This problem seems like it was already solved using satellites.
The only real niche I see for this is during natural disasters, which could get a cell network back online in a limited capacity. But even then, it seems like it would be cheaper to just run some more diesel out to the cell towers’ backup generators.
Who needs food and clean drinking water when you can have Internet.
Democratization of communication resources substantially helps other facets. I hate this sort of knee jerk whataboutism. Aid can and should be multifaceted.
Internet by itself is not democratization of anything anymore. Until a cure is found to centralism, censorship and anything real being hidden by oceans of weaponized information sewage.
I agree, but there is a pretty substantial list of stuff to arrange before internet becomes a thing people need… Granted, internet can help with some of them. But focussing on the primary things to keep people alive and allow them to Prosper seems good form.
“Don’t you people have phones”…
Just an example, but I’ve worked in central Africa and was recently at a very rural hospital where there was no running water and no electricity (other than local solar), and while there they received an airborne blood delivery via drone from a facility about 100 miles and about 4 hour drive time away.
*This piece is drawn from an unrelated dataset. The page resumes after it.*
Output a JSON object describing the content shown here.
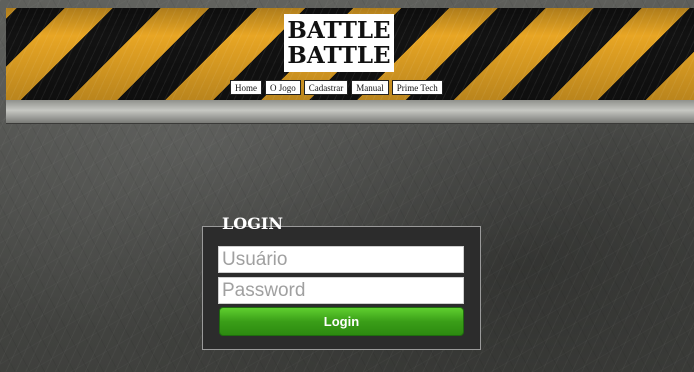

This was extremely helpful and managed through Internet communication.
Fair enough
Internet access means access to information on all sorts of things that can improve their day to day lives.
Physical resources are also important, obviously, but the free availability of information resources genuinely is life changing.
They can order both on Amazon duh…
And food, but let’s get Internet first to ask them if they’re hungry.
Many years ago my grandfather was involved in an air force test of aerial defense platforms that used balloons.
The idea was you could station these things all around the country and at the first sign of an attack you could have missiles launched from 10k feet to anywhere from anywhere.
The test encountered two problems that caused them to abandon the idea.
These balloons were incredibly easy to shoot down. Which would, presumably, rain volatile rocket fuel and munitions down on whatever was beneath them.
And if a missile launched, but failed to separate completely from it’s housing, it would carry that balloon on a wild, unpredictable trajectory, until it collided with something or it decided it had reached it’s detonation time.
Ideally internet debates wouldn’t get THAT heated though.
This has been a popsci fantasy for a quarter of a century or more. Google tried it and gave up.
Orrrrrrrr…hear me out…
We ALL just stop. We say no to these overinflated bundle prices, we say no to corporate censorship, we say no to the human trafficing. Elon musk will have paid 43 BILLION dollars for…nothing.